Carta para um jovem magistrado



Prezado ou prezada colega recém ingressado na carreira, seja federal, estadual, trabalhista, militar ou eleitoral, permita-me algumas considerações sobre recentes declarações do Presidente do Supremo Tribunal Federal, ministro Joaquim Barbosa. Serei breve. Tampouco pretendo polemizar. Procuro apenas provocar sua reflexão e lhe passar uma mensagem.

Inicialmente esclareço que o jovem do título nada tem a ver com a sua idade, mas com o fato de você ainda não estar suficientemente familiarizado com a magistratura. Parto do pressuposto de que você não conhece muito bem o histórico dessas “justiças”. Se eu estiver equivocado, por favor, dispense a leitura deste texto. Outra coisa. A base territorial da minha argumentação é aqui o Rio Grande do Sul. Não se trata de bairrismo, mas por que, aqui nascido e aqui vivendo, conheço melhor meu rincão.

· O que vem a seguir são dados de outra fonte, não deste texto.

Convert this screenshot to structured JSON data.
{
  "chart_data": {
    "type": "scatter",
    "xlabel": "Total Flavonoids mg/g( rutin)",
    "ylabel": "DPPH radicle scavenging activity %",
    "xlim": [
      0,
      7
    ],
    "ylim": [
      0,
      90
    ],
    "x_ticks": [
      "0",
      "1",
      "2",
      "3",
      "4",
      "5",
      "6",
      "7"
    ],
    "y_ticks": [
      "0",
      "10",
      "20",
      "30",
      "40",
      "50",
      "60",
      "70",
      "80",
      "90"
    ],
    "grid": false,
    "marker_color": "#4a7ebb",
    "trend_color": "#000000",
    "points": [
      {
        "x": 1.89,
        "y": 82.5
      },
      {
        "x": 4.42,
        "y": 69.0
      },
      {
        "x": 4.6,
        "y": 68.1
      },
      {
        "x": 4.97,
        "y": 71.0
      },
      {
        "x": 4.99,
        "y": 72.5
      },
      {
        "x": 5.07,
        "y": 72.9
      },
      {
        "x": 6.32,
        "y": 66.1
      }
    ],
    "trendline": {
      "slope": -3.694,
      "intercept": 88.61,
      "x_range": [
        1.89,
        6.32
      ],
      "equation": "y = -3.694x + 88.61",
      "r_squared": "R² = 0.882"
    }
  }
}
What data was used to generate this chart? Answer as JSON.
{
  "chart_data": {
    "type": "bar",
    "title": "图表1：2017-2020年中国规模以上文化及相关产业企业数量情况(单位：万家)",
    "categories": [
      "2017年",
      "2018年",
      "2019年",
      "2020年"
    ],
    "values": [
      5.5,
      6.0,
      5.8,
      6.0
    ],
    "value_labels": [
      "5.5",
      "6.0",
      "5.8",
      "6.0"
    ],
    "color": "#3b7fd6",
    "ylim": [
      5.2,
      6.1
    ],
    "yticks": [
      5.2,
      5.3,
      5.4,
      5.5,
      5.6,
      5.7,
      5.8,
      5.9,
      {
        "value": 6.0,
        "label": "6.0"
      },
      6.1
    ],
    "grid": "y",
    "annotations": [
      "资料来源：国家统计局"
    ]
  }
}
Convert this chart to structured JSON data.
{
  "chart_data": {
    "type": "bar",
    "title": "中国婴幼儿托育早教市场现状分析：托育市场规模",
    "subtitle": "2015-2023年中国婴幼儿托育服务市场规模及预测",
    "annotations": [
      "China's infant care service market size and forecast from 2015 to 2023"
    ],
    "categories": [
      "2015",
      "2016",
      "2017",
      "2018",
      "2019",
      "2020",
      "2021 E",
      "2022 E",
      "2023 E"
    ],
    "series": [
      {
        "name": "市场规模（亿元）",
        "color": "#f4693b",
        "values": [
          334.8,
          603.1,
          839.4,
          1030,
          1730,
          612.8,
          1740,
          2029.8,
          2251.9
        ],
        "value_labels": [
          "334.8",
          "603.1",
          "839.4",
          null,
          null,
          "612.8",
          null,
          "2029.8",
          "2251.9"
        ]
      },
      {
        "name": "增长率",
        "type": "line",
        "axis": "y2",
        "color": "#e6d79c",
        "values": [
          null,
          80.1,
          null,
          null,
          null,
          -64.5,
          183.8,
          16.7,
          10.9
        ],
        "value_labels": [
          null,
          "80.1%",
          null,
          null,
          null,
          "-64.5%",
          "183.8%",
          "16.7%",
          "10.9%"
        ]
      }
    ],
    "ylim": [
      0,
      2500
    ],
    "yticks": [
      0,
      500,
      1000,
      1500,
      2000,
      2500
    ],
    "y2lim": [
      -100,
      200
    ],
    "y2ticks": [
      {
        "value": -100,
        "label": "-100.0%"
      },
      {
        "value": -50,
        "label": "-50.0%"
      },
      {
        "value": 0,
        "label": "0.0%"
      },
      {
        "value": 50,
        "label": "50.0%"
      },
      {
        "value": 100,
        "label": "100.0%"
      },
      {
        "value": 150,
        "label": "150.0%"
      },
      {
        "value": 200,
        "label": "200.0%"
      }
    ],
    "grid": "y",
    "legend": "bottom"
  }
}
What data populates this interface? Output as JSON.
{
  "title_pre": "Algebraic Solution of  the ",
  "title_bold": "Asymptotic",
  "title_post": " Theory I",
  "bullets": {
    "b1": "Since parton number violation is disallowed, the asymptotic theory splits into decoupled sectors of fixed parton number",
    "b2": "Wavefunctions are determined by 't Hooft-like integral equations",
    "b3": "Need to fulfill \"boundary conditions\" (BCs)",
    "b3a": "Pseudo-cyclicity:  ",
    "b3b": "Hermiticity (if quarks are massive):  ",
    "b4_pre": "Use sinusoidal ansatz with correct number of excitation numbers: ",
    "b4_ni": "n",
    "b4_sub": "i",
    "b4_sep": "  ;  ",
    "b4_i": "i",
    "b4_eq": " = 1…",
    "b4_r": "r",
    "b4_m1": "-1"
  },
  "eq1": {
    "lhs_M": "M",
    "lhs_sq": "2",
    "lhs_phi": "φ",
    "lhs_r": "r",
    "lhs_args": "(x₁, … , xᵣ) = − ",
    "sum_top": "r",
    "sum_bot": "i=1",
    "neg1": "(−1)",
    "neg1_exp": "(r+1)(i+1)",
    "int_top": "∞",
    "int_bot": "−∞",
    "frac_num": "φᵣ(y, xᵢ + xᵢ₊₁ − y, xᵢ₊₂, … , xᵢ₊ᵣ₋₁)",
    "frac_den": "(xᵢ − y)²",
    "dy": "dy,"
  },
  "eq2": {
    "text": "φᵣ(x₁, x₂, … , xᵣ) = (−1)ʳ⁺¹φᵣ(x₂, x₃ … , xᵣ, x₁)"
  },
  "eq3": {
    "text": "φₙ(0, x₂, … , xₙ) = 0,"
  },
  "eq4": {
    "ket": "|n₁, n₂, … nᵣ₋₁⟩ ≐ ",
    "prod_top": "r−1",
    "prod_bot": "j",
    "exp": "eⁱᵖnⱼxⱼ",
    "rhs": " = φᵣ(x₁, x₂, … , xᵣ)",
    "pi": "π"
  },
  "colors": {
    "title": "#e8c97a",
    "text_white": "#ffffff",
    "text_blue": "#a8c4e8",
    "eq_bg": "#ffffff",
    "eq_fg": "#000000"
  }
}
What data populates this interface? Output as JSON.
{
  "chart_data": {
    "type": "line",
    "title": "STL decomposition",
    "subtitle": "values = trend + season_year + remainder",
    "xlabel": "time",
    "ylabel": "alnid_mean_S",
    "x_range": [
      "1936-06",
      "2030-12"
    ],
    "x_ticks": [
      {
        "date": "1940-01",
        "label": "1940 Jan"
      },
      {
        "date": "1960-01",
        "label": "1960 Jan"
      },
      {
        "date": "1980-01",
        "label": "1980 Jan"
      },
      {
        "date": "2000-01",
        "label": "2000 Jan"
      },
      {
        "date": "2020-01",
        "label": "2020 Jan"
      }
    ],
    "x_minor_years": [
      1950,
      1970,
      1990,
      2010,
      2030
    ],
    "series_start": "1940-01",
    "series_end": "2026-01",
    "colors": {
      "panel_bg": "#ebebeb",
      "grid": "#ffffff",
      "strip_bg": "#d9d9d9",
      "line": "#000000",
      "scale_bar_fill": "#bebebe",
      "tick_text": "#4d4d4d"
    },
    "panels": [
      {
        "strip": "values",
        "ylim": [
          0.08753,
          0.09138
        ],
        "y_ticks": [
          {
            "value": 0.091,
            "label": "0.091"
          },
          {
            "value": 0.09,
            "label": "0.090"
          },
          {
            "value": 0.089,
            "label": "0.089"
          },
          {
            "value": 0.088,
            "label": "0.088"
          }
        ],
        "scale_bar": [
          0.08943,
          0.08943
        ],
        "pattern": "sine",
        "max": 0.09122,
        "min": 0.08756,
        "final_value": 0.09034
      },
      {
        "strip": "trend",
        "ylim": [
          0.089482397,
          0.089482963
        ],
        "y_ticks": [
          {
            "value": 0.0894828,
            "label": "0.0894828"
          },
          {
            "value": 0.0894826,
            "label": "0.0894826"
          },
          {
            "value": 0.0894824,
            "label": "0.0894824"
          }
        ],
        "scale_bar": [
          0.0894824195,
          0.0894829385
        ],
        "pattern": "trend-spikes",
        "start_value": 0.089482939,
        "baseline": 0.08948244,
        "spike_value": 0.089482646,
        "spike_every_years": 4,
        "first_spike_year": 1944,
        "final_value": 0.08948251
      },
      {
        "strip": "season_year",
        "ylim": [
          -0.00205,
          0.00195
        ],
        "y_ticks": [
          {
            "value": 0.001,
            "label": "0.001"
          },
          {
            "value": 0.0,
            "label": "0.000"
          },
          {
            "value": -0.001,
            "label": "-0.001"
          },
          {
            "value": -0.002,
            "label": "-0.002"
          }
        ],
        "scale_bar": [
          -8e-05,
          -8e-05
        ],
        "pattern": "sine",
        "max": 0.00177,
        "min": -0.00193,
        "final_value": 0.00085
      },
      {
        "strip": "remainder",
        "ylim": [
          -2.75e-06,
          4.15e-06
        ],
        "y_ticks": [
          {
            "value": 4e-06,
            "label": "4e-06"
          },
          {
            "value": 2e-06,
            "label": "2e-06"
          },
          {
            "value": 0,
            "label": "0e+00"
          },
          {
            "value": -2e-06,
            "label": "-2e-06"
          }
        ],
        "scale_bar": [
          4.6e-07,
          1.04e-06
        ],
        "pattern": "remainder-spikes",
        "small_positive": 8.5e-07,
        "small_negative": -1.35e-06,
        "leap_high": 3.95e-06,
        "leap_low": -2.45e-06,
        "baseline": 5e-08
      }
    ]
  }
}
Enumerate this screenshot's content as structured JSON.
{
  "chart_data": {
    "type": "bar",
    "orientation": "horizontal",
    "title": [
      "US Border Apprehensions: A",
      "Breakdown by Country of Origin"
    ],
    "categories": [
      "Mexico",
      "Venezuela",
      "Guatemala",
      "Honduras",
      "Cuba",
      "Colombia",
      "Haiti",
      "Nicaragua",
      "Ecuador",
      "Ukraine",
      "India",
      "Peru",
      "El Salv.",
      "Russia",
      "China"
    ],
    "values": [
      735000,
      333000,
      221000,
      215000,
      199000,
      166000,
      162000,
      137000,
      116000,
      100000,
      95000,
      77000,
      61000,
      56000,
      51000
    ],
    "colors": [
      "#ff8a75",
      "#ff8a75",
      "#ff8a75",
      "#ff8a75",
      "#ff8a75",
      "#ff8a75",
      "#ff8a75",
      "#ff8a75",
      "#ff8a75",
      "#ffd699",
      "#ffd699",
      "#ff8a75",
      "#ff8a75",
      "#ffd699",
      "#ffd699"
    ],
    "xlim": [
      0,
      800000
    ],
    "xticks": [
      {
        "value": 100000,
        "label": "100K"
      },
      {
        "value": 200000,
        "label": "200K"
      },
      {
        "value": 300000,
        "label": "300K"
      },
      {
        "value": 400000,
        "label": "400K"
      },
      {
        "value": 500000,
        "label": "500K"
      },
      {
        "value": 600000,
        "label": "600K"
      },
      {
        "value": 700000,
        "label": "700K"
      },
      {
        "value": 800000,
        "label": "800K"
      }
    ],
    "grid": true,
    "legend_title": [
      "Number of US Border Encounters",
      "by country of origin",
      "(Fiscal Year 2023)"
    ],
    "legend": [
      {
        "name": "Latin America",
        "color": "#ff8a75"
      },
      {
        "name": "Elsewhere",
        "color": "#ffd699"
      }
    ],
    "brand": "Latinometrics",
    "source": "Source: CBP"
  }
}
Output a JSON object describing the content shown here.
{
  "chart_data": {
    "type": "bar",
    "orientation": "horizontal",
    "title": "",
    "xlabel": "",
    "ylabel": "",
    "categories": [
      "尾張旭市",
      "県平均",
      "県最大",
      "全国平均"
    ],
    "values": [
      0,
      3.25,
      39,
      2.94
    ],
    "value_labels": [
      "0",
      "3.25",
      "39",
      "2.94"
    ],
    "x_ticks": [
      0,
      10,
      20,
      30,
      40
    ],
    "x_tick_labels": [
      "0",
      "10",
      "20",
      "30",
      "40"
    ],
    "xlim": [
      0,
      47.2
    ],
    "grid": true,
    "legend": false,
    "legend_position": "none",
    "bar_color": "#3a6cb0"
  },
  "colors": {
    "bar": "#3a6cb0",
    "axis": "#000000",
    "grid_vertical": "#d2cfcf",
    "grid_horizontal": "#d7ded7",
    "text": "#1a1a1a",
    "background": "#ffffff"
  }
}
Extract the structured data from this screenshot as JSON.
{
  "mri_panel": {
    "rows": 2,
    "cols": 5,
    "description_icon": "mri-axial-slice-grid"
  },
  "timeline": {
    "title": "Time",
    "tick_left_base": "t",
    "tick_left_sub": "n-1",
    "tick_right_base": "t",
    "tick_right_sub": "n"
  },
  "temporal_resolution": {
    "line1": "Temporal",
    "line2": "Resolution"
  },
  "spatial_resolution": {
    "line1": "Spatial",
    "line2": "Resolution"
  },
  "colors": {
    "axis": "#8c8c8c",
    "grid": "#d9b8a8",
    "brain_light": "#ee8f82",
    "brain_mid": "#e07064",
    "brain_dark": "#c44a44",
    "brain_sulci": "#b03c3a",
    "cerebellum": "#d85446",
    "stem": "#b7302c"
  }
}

Você deve lembrar que o Presidente do STF mencionou que nós teríamos mentalidade “mais conservadora, pró status quo, pró impunidade”. Não se comova com essa declaração. É provável que o ministro pretendesse dizer coisa diferente. Ou que suas palavras tenham sido distorcidas. Sabe como é. A velocidade da mídia é diferente da dos juízes. Incompreensões de parte a parte acontecem. Não acredito que, sem apresentar qualquer embasamento, o ministro, a partir de problemas concretos, tenha generalizado.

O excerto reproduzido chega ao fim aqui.